I don’t want to be that girl that second guesses love. I don’t want to be that girl that thinks, “Men ain’t shit.” I don’t want to be that girl that misses out on love because I’m afraid to trust. I don’t want to be the person that hurts you over and over again. I don’t want to be that pain that you feel when you think about dating. I don’t want to seclude my heart from the joys of marriage. I swear I just don’t want to be that girl.
It’s crazy because just like that we all have been that girl. We have experienced pain so much that we don’t have any other way to react to love except through negativity and suffering. This state of mind is so easy to sub come to. At times it seems like the only alternative when love fails, but a dear friend once told me, “Every guy you date can’t be your man, someone has to be the lesson.” I never fully understood what that meant until recently. I used to approach every situation thinking, “This is it, maybe he could be the one.” Then I set these expectations that this man is totally unaware that he has to live up to.
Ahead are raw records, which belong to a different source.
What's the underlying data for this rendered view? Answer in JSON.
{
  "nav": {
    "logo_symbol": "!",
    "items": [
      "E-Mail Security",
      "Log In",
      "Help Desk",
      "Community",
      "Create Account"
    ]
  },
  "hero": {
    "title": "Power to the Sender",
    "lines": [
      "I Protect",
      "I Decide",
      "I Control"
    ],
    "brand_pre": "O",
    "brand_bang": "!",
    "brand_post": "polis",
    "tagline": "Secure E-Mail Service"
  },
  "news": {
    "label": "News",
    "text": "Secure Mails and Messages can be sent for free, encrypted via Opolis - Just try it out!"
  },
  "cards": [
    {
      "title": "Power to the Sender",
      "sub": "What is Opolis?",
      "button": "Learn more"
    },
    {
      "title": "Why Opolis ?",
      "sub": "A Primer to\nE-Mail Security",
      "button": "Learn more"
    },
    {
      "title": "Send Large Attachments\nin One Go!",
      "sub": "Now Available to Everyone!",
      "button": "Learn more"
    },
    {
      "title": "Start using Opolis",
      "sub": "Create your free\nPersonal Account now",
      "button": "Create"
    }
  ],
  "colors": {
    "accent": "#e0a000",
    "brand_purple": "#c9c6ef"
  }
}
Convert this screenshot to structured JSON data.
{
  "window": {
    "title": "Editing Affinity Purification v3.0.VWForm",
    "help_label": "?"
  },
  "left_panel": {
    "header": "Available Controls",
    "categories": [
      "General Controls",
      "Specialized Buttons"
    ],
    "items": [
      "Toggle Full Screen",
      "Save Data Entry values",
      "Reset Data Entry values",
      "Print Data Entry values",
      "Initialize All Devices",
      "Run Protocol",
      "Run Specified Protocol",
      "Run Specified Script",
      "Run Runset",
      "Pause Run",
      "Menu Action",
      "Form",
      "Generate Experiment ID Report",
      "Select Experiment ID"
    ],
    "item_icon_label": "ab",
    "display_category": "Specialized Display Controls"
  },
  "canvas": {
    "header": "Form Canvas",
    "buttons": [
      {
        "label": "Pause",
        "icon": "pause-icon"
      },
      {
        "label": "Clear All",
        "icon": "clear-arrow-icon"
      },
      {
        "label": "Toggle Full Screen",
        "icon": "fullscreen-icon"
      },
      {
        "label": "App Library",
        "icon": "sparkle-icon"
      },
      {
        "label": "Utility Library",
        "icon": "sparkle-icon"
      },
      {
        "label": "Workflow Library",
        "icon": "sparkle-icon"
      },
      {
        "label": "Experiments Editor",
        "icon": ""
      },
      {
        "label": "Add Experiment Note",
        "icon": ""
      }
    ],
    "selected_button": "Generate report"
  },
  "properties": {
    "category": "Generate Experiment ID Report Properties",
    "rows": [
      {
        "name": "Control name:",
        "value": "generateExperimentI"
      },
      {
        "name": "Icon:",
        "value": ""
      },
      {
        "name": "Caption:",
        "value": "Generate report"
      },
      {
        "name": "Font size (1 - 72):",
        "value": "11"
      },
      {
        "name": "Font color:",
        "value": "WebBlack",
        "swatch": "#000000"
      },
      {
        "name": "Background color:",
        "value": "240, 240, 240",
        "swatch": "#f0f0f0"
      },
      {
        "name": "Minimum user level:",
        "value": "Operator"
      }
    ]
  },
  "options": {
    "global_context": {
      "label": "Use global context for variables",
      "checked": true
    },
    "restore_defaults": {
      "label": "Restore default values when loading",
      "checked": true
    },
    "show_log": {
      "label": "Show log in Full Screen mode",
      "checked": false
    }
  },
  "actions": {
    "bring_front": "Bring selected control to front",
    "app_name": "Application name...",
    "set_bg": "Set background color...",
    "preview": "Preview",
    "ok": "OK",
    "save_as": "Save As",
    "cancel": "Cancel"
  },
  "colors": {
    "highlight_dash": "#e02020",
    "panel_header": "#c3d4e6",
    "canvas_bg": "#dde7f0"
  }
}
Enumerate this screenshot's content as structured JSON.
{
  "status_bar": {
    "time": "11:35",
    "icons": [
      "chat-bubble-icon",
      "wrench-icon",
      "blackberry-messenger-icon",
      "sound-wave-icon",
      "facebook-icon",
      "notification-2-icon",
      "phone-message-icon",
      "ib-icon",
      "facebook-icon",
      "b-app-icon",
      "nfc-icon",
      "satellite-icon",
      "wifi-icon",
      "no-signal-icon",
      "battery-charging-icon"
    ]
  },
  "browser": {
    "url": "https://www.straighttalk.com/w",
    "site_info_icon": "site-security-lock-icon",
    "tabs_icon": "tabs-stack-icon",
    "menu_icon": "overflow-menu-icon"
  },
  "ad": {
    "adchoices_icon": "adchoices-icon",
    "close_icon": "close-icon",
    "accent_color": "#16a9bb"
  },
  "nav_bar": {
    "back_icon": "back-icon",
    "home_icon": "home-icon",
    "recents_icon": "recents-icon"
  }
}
Then once we share our interest with each other, I’m disappointed because this perfect person that I created in my head just turns out to be someone with none of the same interest as me.
From that point on I learned that in every situation you must protect your heart, but even more, you have to take things one day at a time. WE often get so caught up in what we are looking for that we lose sight of the bigger picture just having fun. Just living in the moment and creating memories that you’ll never forget. It’s ok to have memories with friends, where’s the harm in that? You do yourself the most harm when you jump the gun, and you don’t allow nature to take its course.
So now, now that can live for today, without trying to make the next guy I meet my husband, I no longer have to worry about being that girl.
October 11, 2017 at 10:51 pm
Comme j’aime à le mentionner “le meilleur est à venir”. C’est ainsi que si le destin n’existe pas, chacun est alors responsable de son avenir et devenir. Court, va pour trouver l’homme qui saura te chérir et t’aimer passionnément. Le temps sera ton baromètre pour sonder sa sincérité à demeurer à tes côtés, femme de distinctions et d’honneur Mo’
October 18, 2017 at 8:14 pm
I can definitely relate to this. I’mearn to take my time and let things flow, whatever meant to be will happen at the right time.
December 21, 2017 at 2:44 pm
I like the idea of living and enjoying the moment with no intentions nor objectives. I can understand how we miss out by not letting nature take it’s course. Another thought is we don’t get so hurt because we don’t get so personal so fast. Instead of relating to others we try to possess them. Then it becomes a possessionship instead of a relationship.